Many, especially in the West, believe that if a journalist here is beaten, it is in one way or another connected to Putin. Do you agree or disagree with that in your case?
I do agree. Not so much for why I was attacked, but that the atmosphere in society here makes everything permissible. It’s like a prison mentality, and if someone said something about you, then you have to be ready to kill. That’s a norm for Russian rhetoric. Any politician will tell you that you have to answer for your words. And I indeed believe that the real reason for that atmosphere, the criminalization of society, it comes from Putin, as everything flows from the top down.
But you thanked Medvedev [in your recent blog post], who in the end “kept his word” to find your killers.
I would divide my thanks in two parts. My gratefulness to Medvedev is real, he really promised to help me and he did support the investigation, as well as my treatment after the attack. So I am grateful to Medvedev.
The other is to the Investigative Committee. It comes with a dose of irony, because in the two weeks since I made the names public, they have not made any official public statement and they are trying to cover up information about the case's progress.
It is only when I find out something through my own sources, I ask my journalist contacts from St.
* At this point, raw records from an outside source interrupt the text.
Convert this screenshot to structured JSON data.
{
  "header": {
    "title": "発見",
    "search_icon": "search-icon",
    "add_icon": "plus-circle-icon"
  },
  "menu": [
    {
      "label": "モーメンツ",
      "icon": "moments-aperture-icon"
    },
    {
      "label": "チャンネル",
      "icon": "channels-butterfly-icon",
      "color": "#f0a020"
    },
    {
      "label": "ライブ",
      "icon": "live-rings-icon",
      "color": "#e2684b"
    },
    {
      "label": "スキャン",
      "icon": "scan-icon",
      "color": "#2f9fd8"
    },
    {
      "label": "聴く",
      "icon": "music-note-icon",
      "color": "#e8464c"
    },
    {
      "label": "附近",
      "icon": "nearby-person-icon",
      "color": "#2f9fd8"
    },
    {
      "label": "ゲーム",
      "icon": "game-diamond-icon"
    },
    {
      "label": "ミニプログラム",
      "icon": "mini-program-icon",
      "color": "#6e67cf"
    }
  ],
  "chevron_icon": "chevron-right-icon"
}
Petersburg to go to the court and make the information there public.
Who are the sources for your investigation?
Dozens of people from the Investigative Committee, the F.S.B. (Federal Security Service), and courts are involved in the case.
These are people with whom making contact is a normal part of journalism. I would compare them to Deepthroat in the Watergate scandal.
I had a goal, to follow up on Gorbunov, and by doing that, I uncovered all the other information.
What do you know about the Kremlin's attitude toward your case?
The only source of information is Putin's press secretary Dmitry Peskov, who is regularly asked about my case. On the day that I released the names, Peskov said that we will do everything to arrest those guilty for the attack. But then he began saying "no, we don't know" and not to believe what you read on the Internet. Today [Wednesday], he said that Putin does not know and is not planning to get involved in Turchak's case, let the courts make the decision.
But once again, the court in this case is Putin. No one else can pass judgement on Turchak.
What do you think needs to happen for Turchak to go to prison?
There would need to be a revolution in Russia for something to happen to Turchak. I don't very much believe in that right now.
Five years later, could the same kind of attack against you happen again?
I am still afraid for my safety. The release of Gorbunov and absence of Turchak among the accused are a kind of mandate for impunity. They have been shown that they can act with impunity. Nemtsov was killed in February right near the Kremlin. So these kinds of things can happen again. Nemtsov is more famous than I am and they killed him too. Successfully.
- Three people directly connected with the attack have been accused (two have appeared in court, one is on the run). Gorbunov, the owner the company where all the men worked, is a witness in the case. Turchak has no formal connection to the investigation.
- On Tuesday, the Russian daily Kommersant printed an interview with the wife of the man accused of beating Kashin with the steel pipe. She said that she has an audio recording of Turchak and Gorbunov discussing how the attack should take place, but has held it as an insurance policy to protect her husband's life. Her husband implicated Gorbunov and Turchak in his deposition.
- Meduza, a Riga-based news Web site that publishes in Russian and English, released a good explainer about the case on Wednesday.